Negritud
Dos presos que llevaban 17 años en una cárcel de Estados Unidos acaban de demostrar que son inocentes. Los hombres son negros, y el crimen que les colgaron, el asesinato de un policía blanco: no parece una distribución casual de los colores. Les condenaron porque la policía falsificó las pruebas. Y aún han tenido suerte: les podrían haber torrefactado en la silla eléctrica.Hace unos meses, a mediados de enero, EL PAÍS publicó una minúscula noticia: Regina Osai, natural de Ghana, condenada a dos meses de arresto, acababa de salir de la prisión de Nanclares de Oca (Álava) tras cumplir más de dos años de prisión preventiva. Había sido detenida con 270 gramos de heroína; la condenaron a los dos meses por falsa identidad y a ocho años por la droga. Pero el Supremo la absolvió de este último delito. Lo malo es que nadie comunicó esa absolución ni a la prisión ni a la Audiencia Provincial; esto es, olvidaron a Regina en el agujero. Regina también debe de ser negra. Negra por dentro, como pueden ser negros los albaneses muertos de hambre, o los polucos rubios y paupérrimos. Con la negritud final de la miseria.

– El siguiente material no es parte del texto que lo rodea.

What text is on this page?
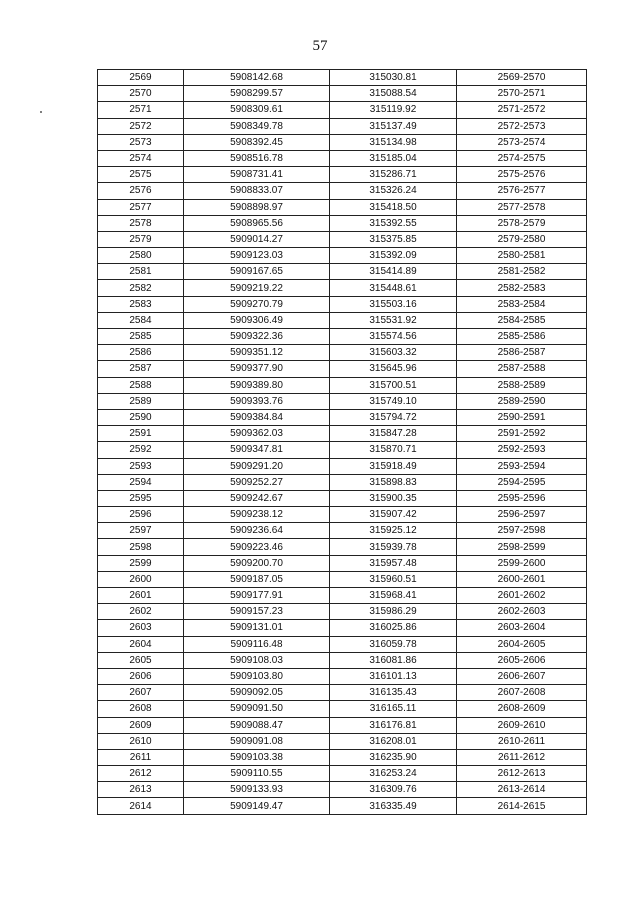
57
2569	5908142.68	315030.81	2569-2570
2570	5908299.57	315088.54	2570-2571
2571	5908309.61	315119.92	2571-2572
2572	5908349.78	315137.49	2572-2573
2573	5908392.45	315134.98	2573-2574
2574	5908516.78	315185.04	2574-2575
2575	5908731.41	315286.71	2575-2576
2576	5908833.07	315326.24	2576-2577
2577	5908898.97	315418.50	2577-2578
2578	5908965.56	315392.55	2578-2579
2579	5909014.27	315375.85	2579-2580
2580	5909123.03	315392.09	2580-2581
2581	5909167.65	315414.89	2581-2582
2582	5909219.22	315448.61	2582-2583
2583	5909270.79	315503.16	2583-2584
2584	5909306.49	315531.92	2584-2585
2585	5909322.36	315574.56	2585-2586
2586	5909351.12	315603.32	2586-2587
2587	5909377.90	315645.96	2587-2588
2588	5909389.80	315700.51	2588-2589
2589	5909393.76	315749.10	2589-2590
2590	5909384.84	315794.72	2590-2591
2591	5909362.03	315847.28	2591-2592
2592	5909347.81	315870.71	2592-2593
2593	5909291.20	315918.49	2593-2594
2594	5909252.27	315898.83	2594-2595
2595	5909242.67	315900.35	2595-2596
2596	5909238.12	315907.42	2596-2597
2597	5909236.64	315925.12	2597-2598
2598	5909223.46	315939.78	2598-2599
2599	5909200.70	315957.48	2599-2600
2600	5909187.05	315960.51	2600-2601
2601	5909177.91	315968.41	2601-2602
2602	5909157.23	315986.29	2602-2603
2603	5909131.01	316025.86	2603-2604
2604	5909116.48	316059.78	2604-2605
2605	5909108.03	316081.86	2605-2606
2606	5909103.80	316101.13	2606-2607
2607	5909092.05	316135.43	2607-2608
2608	5909091.50	316165.11	2608-2609
2609	5909088.47	316176.81	2609-2610
2610	5909091.08	316208.01	2610-2611
2611	5909103.38	316235.90	2611-2612
2612	5909110.55	316253.24	2612-2613
2613	5909133.93	316309.76	2613-2614
2614	5909149.47	316335.49	2614-2615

Desde luego, Regina había transgredido la ley; y es probable que los dos hombres injustamente condenados también fueran, en su tiempo, unos chicos suburbiales, pobres y conflictivos: miseria e ilegalidad van a menudo unidas. Pero lo terrible es advertir que a la policía le debió de dar lo mismo endilgarles el muerto a éstos u otros morenos; y que nadie se molestó en acordarse de Regina. Y es que las fronteras entre la normalidad y la marginación son cada vez más hondas, más impermeables; y al otro lado de los fosos y las empalizadas engorda el pantano de los desheredados, en donde todos son intercambiables, todos olvidables, todos inexorablemente perdedores, todos negros.